Les compétences ont leur prix sur le marché. Prétendre recruter des «conseillers techniques» disposant du profil pour assumer les nouvelles missions d’un cabinet ministériel moderne en gardant l’actuel grille de salaires relève d’une vue de l’esprit.
Quelles seraient ces nouvelles missions, en sus des missions classiques d’un cabinet ministériel? Devenir l’interface réelle entre l’exécutif et l’administration, faire du chef de cabinet l’interlocuteur sur un pied d’égalité du secrétaire général du ministère, ce qui requiert un haut niveau de qualification du premier, confier l’élaboration des plans d’action aux membres techniques du cabinet en collaboration avec les directeurs centraux.
Cette collaboration qui doit avoir comme préalable la non-ingérence des membres du cabinet dans le travail de l’administration, a pour but de faire coller les plans d’action aux réalités, en vue d’une meilleure territorialisation. La crainte de réticences de l’administration est à relativiser. En effet la Constitution de 2011 dans son article 92 en donnant au gouvernement le droit de nommer les directeurs centraux et les secrétaires généraux des ministères, prérogative qui a été largement utilisée, a contribué à calmer les esprits dans l’administration.

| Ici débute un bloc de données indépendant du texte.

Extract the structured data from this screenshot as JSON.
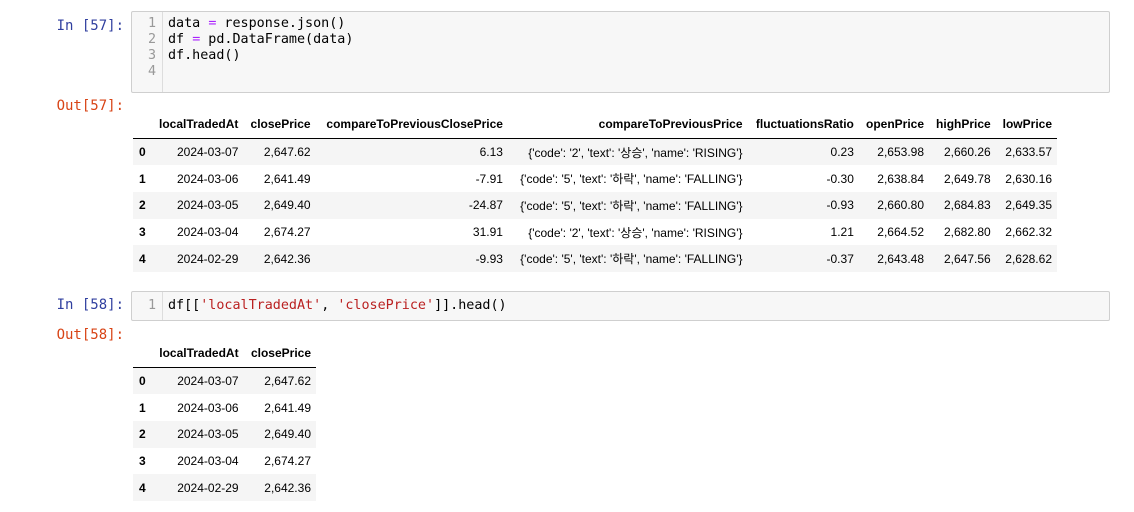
{
  "cells": [
    {
      "in_prompt": "In [57]:",
      "out_prompt": "Out[57]:",
      "code": [
        {
          "n": "1",
          "parts": [
            {
              "t": "data ",
              "c": ""
            },
            {
              "t": "=",
              "c": "op"
            },
            {
              "t": " response.json()",
              "c": ""
            }
          ]
        },
        {
          "n": "2",
          "parts": [
            {
              "t": "df ",
              "c": ""
            },
            {
              "t": "=",
              "c": "op"
            },
            {
              "t": " pd.DataFrame(data)",
              "c": ""
            }
          ]
        },
        {
          "n": "3",
          "parts": [
            {
              "t": "df.head()",
              "c": ""
            }
          ]
        },
        {
          "n": "4",
          "parts": []
        }
      ],
      "table": {
        "columns": [
          "",
          "localTradedAt",
          "closePrice",
          "compareToPreviousClosePrice",
          "compareToPreviousPrice",
          "fluctuationsRatio",
          "openPrice",
          "highPrice",
          "lowPrice"
        ],
        "rows": [
          [
            "0",
            "2024-03-07",
            "2,647.62",
            "6.13",
            "{'code': '2', 'text': '상승', 'name': 'RISING'}",
            "0.23",
            "2,653.98",
            "2,660.26",
            "2,633.57"
          ],
          [
            "1",
            "2024-03-06",
            "2,641.49",
            "-7.91",
            "{'code': '5', 'text': '하락', 'name': 'FALLING'}",
            "-0.30",
            "2,638.84",
            "2,649.78",
            "2,630.16"
          ],
          [
            "2",
            "2024-03-05",
            "2,649.40",
            "-24.87",
            "{'code': '5', 'text': '하락', 'name': 'FALLING'}",
            "-0.93",
            "2,660.80",
            "2,684.83",
            "2,649.35"
          ],
          [
            "3",
            "2024-03-04",
            "2,674.27",
            "31.91",
            "{'code': '2', 'text': '상승', 'name': 'RISING'}",
            "1.21",
            "2,664.52",
            "2,682.80",
            "2,662.32"
          ],
          [
            "4",
            "2024-02-29",
            "2,642.36",
            "-9.93",
            "{'code': '5', 'text': '하락', 'name': 'FALLING'}",
            "-0.37",
            "2,643.48",
            "2,647.56",
            "2,628.62"
          ]
        ]
      }
    },
    {
      "in_prompt": "In [58]:",
      "out_prompt": "Out[58]:",
      "code": [
        {
          "n": "1",
          "parts": [
            {
              "t": "df[[",
              "c": ""
            },
            {
              "t": "'localTradedAt'",
              "c": "str"
            },
            {
              "t": ", ",
              "c": ""
            },
            {
              "t": "'closePrice'",
              "c": "str"
            },
            {
              "t": "]].head()",
              "c": ""
            }
          ]
        }
      ],
      "table": {
        "columns": [
          "",
          "localTradedAt",
          "closePrice"
        ],
        "rows": [
          [
            "0",
            "2024-03-07",
            "2,647.62"
          ],
          [
            "1",
            "2024-03-06",
            "2,641.49"
          ],
          [
            "2",
            "2024-03-05",
            "2,649.40"
          ],
          [
            "3",
            "2024-03-04",
            "2,674.27"
          ],
          [
            "4",
            "2024-02-29",
            "2,642.36"
          ]
        ]
      }
    }
  ],
  "colors": {
    "in_prompt": "#303f9f",
    "out_prompt": "#d84315",
    "keyword_operator": "#aa22ff",
    "string": "#ba2121"
  }
}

Une fois le plan d’action défini à partir des orientations stratégiques, il appartient au cabinet du ministre d’assurer le pilotage, tracer le périmètre des compétences des acteurs, faire le suivi stratégique et administratif, assurer la veille, le reporting, le respect de l’échéancier et l’utilisation optimale du budget.
Le cabinet peut aussi jouer un rôle plus actif: en assurant le soutien du plan d’action quitte à mobiliser de nouvelles ressources financières ou humaines, le ministre doit être mis à contribution, en multipliant les leviers contribuants à sa réussite. Bref le cabinet doit s’inspirer de la démarche d’un chef de projet dans le management moderne.
Seule la troisième option, on l’aura compris, est de nature à assurer une amélioration de la gouvernance et peut justifier la responsabilité pleine et entière de l’exécutif sur les résultats obtenus. Le présent éclairage peut sembler quelque peu technique à certains lecteurs. Il a été rédigé par votre serviteur pour rassurer, comme je l’espère, d’autres lecteurs, inquiets sur notre capacité à descendre d’une vue à 10.000 mètres d’altitude, à 5000 mètres, voire à atterrir. Comme Le360 pratique cet exercice au quotidien, la tâche s’est trouvée facilitée.